Lookback: Soviet President Mikhail Gorbachev's historic 1990 visit to Minnesota

News agencies in Russia are reporting that former Soviet President Mikhail Gorbachev has died at the age of 91.

Gorbachev oversaw the fall of the Soviet Union and won the Nobel Prize for his efforts in ending the Cold War. The same year he won the Nobel Prize, he also made an appearance in Minnesota, as part of a trip to the United States.

Gorbachev with his wife Raisa made the trip in June of 1990 to meet with business and agricultural leaders in the state, with Minnesota trade officials hoping to build ties with the Soviet Union. Officials from Hormel, Land O'Lakes, Honeywell, and Cargill were scheduled to meet with the Russian leader.

The visit followed a days-long summit in Washington D.C. between Gorbachev and President George H.W. Bush.

Connection to Tavern on Grand

At Tavern On Grand in St. Paul, it's all about the walleye. But the restaurant's claim to fame came when it served its signature ingredient to a visiting foreign dignitary 32 years ago.

"It was a really big deal. It was one of the things that cemented Tavern On Grand into the Grand Avenue community because we hadn't been around for very long at that point," said manager Eric LeMay.

LeMay says contrary to popular belief, Mikhail Gorbachev never stepped foot in the restaurant.

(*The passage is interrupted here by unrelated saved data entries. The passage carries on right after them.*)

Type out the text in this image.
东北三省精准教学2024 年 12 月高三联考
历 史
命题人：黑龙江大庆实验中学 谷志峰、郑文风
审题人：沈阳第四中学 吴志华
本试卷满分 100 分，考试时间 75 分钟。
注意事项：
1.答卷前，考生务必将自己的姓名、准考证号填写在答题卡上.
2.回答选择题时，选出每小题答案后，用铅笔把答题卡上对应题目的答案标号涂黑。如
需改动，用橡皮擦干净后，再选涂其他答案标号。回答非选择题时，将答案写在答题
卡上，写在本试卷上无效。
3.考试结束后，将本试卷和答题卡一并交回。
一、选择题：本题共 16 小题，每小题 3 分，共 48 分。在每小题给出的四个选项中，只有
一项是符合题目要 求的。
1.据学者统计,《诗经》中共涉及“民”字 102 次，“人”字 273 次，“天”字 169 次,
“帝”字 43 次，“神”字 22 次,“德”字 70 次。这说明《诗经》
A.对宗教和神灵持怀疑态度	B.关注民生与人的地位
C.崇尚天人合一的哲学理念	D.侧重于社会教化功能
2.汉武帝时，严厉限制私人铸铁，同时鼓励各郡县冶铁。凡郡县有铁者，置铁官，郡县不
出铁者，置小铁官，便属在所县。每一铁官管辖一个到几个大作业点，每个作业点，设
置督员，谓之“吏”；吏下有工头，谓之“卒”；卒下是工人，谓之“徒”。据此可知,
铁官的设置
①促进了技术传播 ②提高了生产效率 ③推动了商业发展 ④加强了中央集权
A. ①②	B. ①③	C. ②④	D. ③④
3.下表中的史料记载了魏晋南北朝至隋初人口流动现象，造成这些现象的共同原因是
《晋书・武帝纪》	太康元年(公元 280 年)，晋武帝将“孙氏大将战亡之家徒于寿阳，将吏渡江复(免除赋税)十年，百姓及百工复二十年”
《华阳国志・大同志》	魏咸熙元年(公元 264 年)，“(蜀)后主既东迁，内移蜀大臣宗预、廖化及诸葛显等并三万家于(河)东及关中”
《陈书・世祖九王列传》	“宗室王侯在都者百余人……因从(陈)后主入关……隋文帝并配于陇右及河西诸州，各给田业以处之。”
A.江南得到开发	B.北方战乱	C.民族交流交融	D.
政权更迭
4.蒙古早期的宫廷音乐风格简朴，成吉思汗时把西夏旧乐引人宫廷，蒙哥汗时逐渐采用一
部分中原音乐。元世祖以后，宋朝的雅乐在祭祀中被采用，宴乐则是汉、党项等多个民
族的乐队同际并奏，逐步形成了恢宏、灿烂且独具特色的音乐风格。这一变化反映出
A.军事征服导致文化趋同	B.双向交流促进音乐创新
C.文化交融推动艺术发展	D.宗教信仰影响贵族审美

But when his stepfather, original owner David Wildmo, heard the soviet leader was going to be served fish from Wisconsin during a luncheon at the governor's mansion, he made sure walleye, the state fish of Minnesota, from his restaurant replaced it on the menu.

"We're proud of that history and being able to welcome him to the midwest," said LeMay.

"The whole state and the region focused on the excitement of that day. Gorbachev's arrival was a big deal. The streets were lined with people to welcome him. It was a community event," said long time lobbyist Larry Redmond.

Redmond was one of the main organizers of Gorbachev's stop in Minnesota.

He says in addition to official events like meeting with regional business leaders, the Soviets also visited several garage sales where they loaded up on items to bring back home because they were more affordable than at any store.

"Blue jeans. Black clothing. Anything with any American reference on it. They would buy anything like anyone would buy at a garage sale. People buy different things," said Redmond.

Redmond says the Gorbachevs entire visit to the Twin Cities only lasted for about 7 hours, but it convinced other world leaders to do the same.

"It spoke to the significance of Minnesota and the greatness of Minnesota," said Redmond.